Democratic and Republican lawmakers from Oregon and Washington agree on at least one thing: They oppose President Donald Trump’s proposal to sell off most of the region’s electrical grid.
All 15 House members from the two states signed a letter released Monday that opposes privatizing transmission lines owned by the Bonneville Power Administration. The federal agency transmits about 75 percent of the Pacific Northwest's electricity and plays a key economic role in the region.
The legislators said Trump's proposal would "lead to a certain rate increase for consumers" and particularly hurt rural communities.
"All Northwest utilities and the customers they serve depend on BPA's grid to access affordable and reliable power," the lawmakers wrote in a letter to Energy Secretary Rick Perry and Trump's budget director, Mick Mulvaney.
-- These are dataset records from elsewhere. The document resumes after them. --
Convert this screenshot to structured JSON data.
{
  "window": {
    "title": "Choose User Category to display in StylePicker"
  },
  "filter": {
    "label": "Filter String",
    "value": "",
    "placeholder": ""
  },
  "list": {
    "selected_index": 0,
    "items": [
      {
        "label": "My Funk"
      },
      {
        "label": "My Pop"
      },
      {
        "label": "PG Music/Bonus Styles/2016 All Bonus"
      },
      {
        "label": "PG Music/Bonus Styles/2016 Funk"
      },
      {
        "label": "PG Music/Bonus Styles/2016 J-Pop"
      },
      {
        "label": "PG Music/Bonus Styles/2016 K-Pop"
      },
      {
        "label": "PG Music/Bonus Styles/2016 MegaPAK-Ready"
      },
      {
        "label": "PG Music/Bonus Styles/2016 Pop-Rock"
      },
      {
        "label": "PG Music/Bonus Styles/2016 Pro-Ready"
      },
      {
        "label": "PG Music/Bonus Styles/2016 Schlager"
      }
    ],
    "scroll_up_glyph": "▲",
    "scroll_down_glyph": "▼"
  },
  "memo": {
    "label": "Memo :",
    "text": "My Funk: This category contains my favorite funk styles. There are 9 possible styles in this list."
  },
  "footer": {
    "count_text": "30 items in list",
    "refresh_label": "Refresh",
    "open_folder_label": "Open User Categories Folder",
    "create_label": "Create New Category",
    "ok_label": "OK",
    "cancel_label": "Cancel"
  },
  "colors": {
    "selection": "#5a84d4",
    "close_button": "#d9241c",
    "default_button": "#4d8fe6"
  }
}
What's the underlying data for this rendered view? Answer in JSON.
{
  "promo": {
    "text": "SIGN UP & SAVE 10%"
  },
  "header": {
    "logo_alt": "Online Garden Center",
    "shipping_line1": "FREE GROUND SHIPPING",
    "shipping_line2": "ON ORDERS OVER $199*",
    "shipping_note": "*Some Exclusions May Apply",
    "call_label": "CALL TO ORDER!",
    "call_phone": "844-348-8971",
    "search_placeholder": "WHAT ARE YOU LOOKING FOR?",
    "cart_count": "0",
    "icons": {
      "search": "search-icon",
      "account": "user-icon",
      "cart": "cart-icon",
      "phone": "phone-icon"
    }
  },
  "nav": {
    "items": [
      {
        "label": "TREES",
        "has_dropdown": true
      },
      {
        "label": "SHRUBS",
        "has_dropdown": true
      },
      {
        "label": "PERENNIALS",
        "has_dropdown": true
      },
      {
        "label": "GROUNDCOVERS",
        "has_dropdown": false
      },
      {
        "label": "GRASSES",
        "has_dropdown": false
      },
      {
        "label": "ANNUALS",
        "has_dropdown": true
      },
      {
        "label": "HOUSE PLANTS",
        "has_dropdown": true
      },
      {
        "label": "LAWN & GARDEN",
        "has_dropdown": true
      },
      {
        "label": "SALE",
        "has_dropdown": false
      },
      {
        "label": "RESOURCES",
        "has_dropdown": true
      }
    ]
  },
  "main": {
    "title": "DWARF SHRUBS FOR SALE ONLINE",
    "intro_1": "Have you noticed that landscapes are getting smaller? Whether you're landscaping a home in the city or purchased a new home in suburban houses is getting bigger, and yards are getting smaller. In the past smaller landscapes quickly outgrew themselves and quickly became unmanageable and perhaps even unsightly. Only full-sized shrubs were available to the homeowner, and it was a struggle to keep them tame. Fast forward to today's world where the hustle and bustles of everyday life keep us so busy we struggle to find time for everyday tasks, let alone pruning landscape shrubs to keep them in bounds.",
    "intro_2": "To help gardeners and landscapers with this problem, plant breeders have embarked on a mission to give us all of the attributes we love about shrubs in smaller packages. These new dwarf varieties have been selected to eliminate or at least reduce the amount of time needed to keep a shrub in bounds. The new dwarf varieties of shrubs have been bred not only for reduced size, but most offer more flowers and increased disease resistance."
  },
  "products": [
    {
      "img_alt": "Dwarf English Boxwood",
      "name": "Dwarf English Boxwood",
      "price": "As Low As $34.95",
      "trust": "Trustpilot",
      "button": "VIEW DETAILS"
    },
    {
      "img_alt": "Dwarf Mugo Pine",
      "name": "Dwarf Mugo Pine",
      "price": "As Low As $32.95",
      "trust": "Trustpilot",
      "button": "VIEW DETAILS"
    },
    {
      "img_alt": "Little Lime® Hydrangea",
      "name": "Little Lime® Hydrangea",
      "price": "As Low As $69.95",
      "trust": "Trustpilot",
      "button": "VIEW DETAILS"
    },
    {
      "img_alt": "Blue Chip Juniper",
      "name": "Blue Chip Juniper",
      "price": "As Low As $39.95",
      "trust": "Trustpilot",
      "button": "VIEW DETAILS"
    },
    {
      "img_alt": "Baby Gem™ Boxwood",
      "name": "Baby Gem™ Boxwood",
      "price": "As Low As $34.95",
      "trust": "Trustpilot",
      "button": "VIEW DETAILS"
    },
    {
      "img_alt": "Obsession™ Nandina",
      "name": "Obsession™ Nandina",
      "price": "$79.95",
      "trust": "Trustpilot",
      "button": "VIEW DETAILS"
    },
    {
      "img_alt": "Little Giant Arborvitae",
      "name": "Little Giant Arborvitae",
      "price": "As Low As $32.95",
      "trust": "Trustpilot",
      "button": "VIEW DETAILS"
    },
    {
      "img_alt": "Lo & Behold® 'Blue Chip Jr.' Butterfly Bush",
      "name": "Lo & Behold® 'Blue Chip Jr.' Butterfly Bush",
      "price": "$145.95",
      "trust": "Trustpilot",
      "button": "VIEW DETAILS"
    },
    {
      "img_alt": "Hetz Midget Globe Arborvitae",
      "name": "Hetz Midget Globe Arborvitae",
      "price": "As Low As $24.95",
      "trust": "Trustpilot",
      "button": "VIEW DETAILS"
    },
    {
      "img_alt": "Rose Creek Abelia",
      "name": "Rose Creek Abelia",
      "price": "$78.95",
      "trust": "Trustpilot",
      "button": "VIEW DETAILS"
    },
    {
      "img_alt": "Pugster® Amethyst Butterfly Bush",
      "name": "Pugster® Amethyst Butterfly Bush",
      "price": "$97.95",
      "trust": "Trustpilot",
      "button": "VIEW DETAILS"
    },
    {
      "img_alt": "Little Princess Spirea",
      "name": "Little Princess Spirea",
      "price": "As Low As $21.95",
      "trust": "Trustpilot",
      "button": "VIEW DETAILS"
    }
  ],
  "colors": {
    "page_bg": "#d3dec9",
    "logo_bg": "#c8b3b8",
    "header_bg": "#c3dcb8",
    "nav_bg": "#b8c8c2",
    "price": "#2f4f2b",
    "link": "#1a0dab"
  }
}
"Selling off BPA's transmission assets is bad public policy that undermines the President's economic objectives and betrays a lack of understanding of the Northwest."
Trump's proposed budget noted that most of the country's transmission grid is owned by for-profit investors and that ownership of transmission assets "is best carried out by the private sector." The budget also says the sale of the grid would generate revenue for taxpayers.
Bipartisan opposition to privatizing parts of the BPA is nothing new. In the 1980s, then-Sen. Mark O. Hatfield, R-Ore. and chairman of the powerful Senate Appropriations Committee, said a Reagan proposal to privatize agency functions would pass "over my dead body." Similar proposals by President Bill Clinton and President George W. Bush also failed to gain traction in Congress.
The BPA's service area also includes Idaho and and western Montana. Aides to Reps. Jaime Herrera Beutler, R-Wash., and Earl Blumenauer, D-Ore., who gathered signatures for the letter, said they did not get a response from the Idaho and Montana lawmakers.